After rising tension between the two men and their supporters, Ben Bella in 1965 confronted Boumédiène by attempting to dismiss his close associate, foreign minister Abdelaziz Bouteflika, and by announcing that he soon would be reassigning responsibilities within the army. Boumédiène reacted by staging a military coup d'état, in which Ben Bella was "disappeared" (years later, he was released after having been held isolated in house arrest), and taking personal control over the country by means of a military junta. His associates from Oujda now became the pillar of his regime, but as Boumédiène tightened his grip on power, most of the clan's members were gradually purged.
Still, a more generally defined "old guard", including some of the Oujda men, would continue to exercise influence after Boumédiène's death in 1978, over his successor Chadli Bendjedid. Bendjedid consciously strove to marginalise these men, and to replace them with his own loyalists. This policy became informally known as de-Boumédiènisation. The early 1980s therefore marked the end of whatever remained of the Oujda clan as a (somewhat) cohesive faction within Algerian politics, even if FLN "conservatives" favoring Boumédiène-style policies continued to challenge Chadli from within until they were finally purged following the October Riots in 1988.

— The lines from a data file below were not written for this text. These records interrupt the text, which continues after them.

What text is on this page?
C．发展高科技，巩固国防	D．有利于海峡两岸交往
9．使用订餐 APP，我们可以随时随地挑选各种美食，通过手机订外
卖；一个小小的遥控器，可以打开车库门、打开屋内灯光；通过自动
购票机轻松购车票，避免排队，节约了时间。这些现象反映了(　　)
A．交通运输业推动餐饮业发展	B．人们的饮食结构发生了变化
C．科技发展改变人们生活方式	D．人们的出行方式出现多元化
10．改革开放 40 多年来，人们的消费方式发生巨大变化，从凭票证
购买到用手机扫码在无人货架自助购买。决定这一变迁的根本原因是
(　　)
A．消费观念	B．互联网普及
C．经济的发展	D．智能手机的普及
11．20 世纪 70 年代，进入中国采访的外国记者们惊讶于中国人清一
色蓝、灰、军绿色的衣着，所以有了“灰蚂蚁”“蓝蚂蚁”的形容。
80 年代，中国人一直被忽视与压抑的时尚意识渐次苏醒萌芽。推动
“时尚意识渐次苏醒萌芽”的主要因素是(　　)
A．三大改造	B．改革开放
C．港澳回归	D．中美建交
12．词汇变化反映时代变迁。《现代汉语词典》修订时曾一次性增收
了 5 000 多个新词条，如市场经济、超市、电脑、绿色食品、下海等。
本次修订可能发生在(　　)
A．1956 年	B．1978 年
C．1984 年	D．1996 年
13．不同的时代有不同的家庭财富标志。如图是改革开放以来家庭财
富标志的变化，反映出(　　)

In 1999, an old Oujda clan stalwart, the former foreign minister Abdelaziz Bouteflika (who, coincidentally, was born in Oujda), made an unexpected comeback, winning the Algerian presidential elections. He had been convicted for corruption in 1981, soon after Chadli's takeover, in what was viewed as one of the most important steps of de-Boumédiènisation, and in 1983 he had gone into exile. Bouteflika was reelected for a second term in 2004, and then, for a third term, in 2009 and a fourth term in 2014 and perhaps a 5th in 2019.